結婚式の帰り道に急変
大学時代の友人の結婚式へ行き、帰りにタクシーに乗っていたときのことです。
友人代表としてスピーチをしたり、久しぶりに同級生と会ったりしてとても楽しい時間を過ごしました。ウェディングドレス姿の友人はとてもきれいで、こちらまで幸せな気分に。
「いい式だったな」と感じながらタクシーに揺られていると、急に気分が悪くなり始めました。
心配してくれる運転手
少しお酒が入ったことや、スピーチが終わって緊張がゆるんだことが関係しているのかもしれないと思っていましたが、時間を追うごとに気持ち悪さは加速していきます。
家は近づいてきましたが、もう少し時間がかかります。このままでは、車内で吐いたり倒れたりしてしまうかもしれない──そうなれば、運転手に迷惑がかかってしまうと考えた私は「すみません、止まってもらえますか」と言いました。

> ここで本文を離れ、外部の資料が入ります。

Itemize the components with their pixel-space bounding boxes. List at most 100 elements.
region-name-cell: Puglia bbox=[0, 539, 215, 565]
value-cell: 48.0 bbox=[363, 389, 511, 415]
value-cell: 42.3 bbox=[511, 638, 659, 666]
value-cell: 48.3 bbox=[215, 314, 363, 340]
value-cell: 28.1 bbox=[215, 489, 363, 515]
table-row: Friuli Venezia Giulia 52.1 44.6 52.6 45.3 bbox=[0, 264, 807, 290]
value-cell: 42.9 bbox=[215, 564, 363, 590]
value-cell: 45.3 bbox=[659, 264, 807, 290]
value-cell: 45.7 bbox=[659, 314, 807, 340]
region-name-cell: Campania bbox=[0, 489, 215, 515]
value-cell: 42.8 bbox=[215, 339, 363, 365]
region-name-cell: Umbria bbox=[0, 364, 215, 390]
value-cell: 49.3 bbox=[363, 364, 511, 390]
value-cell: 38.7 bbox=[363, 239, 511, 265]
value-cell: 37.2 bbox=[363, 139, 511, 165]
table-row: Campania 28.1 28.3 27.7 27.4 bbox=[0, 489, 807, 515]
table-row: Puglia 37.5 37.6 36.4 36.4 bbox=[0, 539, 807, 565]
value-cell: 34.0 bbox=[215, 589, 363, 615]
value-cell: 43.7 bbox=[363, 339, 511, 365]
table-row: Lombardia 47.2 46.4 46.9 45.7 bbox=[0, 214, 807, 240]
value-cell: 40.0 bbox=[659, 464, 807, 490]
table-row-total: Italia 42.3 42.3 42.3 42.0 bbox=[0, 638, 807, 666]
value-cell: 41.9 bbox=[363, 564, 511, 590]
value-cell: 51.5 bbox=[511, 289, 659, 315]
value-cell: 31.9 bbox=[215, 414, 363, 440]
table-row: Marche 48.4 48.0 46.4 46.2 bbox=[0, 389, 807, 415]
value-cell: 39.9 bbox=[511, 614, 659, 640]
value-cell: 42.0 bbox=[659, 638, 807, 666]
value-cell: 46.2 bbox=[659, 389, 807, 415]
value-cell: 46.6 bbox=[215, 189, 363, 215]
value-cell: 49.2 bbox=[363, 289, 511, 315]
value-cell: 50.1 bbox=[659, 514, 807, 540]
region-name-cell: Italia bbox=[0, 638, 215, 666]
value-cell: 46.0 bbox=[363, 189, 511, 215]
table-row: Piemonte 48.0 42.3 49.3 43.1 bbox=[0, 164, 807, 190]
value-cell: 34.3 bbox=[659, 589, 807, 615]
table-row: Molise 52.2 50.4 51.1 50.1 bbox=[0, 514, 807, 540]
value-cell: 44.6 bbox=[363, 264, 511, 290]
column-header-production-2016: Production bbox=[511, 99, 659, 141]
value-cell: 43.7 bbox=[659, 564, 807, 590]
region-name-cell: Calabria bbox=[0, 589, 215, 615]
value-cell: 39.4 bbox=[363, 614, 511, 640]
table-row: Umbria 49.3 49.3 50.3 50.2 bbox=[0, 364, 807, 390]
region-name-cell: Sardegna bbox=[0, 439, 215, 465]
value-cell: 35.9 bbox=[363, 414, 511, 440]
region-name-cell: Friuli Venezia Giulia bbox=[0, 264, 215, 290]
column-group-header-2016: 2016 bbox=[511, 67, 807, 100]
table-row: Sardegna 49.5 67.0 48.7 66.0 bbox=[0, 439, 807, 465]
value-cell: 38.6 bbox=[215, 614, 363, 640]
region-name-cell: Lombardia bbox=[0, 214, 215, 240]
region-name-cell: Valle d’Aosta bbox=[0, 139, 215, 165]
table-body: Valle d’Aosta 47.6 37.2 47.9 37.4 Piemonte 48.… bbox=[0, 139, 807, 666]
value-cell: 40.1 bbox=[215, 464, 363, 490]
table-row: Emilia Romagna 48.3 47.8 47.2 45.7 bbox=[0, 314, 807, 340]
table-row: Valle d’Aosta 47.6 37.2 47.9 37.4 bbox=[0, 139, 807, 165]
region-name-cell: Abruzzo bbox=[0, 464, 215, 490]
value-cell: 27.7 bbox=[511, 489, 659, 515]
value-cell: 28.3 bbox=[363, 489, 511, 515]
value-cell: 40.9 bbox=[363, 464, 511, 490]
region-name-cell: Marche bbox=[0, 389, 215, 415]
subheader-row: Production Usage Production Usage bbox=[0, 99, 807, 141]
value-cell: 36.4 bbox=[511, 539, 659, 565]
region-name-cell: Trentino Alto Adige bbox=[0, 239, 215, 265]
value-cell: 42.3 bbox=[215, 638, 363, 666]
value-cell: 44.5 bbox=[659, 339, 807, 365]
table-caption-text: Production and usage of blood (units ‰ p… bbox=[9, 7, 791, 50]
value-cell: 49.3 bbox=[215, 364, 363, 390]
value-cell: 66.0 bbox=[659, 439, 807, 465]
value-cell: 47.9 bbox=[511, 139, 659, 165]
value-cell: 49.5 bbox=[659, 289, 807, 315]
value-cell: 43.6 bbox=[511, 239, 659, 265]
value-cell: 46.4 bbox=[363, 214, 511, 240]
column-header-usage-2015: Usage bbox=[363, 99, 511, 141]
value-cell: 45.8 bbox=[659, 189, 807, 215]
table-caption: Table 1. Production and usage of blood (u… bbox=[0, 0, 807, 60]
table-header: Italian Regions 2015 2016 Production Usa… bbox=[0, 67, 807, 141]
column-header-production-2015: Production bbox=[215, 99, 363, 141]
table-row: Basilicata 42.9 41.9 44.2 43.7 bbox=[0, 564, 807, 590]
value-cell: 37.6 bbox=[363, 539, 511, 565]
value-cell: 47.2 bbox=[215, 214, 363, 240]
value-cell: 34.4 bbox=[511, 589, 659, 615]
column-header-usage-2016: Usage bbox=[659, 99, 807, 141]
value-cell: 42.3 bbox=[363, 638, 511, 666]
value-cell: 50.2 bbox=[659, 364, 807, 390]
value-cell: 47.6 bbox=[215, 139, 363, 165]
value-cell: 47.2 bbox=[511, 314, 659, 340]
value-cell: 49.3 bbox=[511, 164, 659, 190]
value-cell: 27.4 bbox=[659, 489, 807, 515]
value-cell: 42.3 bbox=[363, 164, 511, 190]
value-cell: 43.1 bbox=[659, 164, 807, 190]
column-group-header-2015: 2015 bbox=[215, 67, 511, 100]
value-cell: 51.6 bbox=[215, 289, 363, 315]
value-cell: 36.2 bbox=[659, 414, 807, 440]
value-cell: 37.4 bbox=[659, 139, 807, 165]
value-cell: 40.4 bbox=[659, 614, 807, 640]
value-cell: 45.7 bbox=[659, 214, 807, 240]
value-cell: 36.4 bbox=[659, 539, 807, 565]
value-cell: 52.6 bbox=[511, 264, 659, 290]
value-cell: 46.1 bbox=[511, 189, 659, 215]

「お伝えいただいた場所はもう少し先ですが、どうかしましたか?」と尋ねる運転手。
「すみません、気分が悪くて……」と正直に言うと、青くなっていた私を見て「大丈夫ですか? これ使ってください」と言いながら、エチケット袋を差し出してきたのです。
そして「もう少しですからね」と言い、本来自分が降りようとしていたところまで、そのまま車を走らせてくれました。
心細い私に付き添ってくれた
お願いしていた場所へ到着。なんとかお金だけは支払ってタクシーを降りると、運転手も急いで降りてきて声をかけてくれました。
「荷物持ちますから」
「ゆっくり降りましょう、大丈夫ですか?」
優しく声をかけながら付き添ってくれたのです。いよいよ歩くのもつらくなった私は、タクシーを降りたところでうずくまってしまいます。他の乗客を乗せに行きたいだろうに、運転手はそのまま私が落ち着くまで静かに付き添ってくれました。
その間、目を閉じて「すみません……」と言うしかできない私。申し訳なさもある一方、気持ち悪さと心細さでいっぱいだったため、心配してくれる人がそばにいてくれて心強かったのも事実です。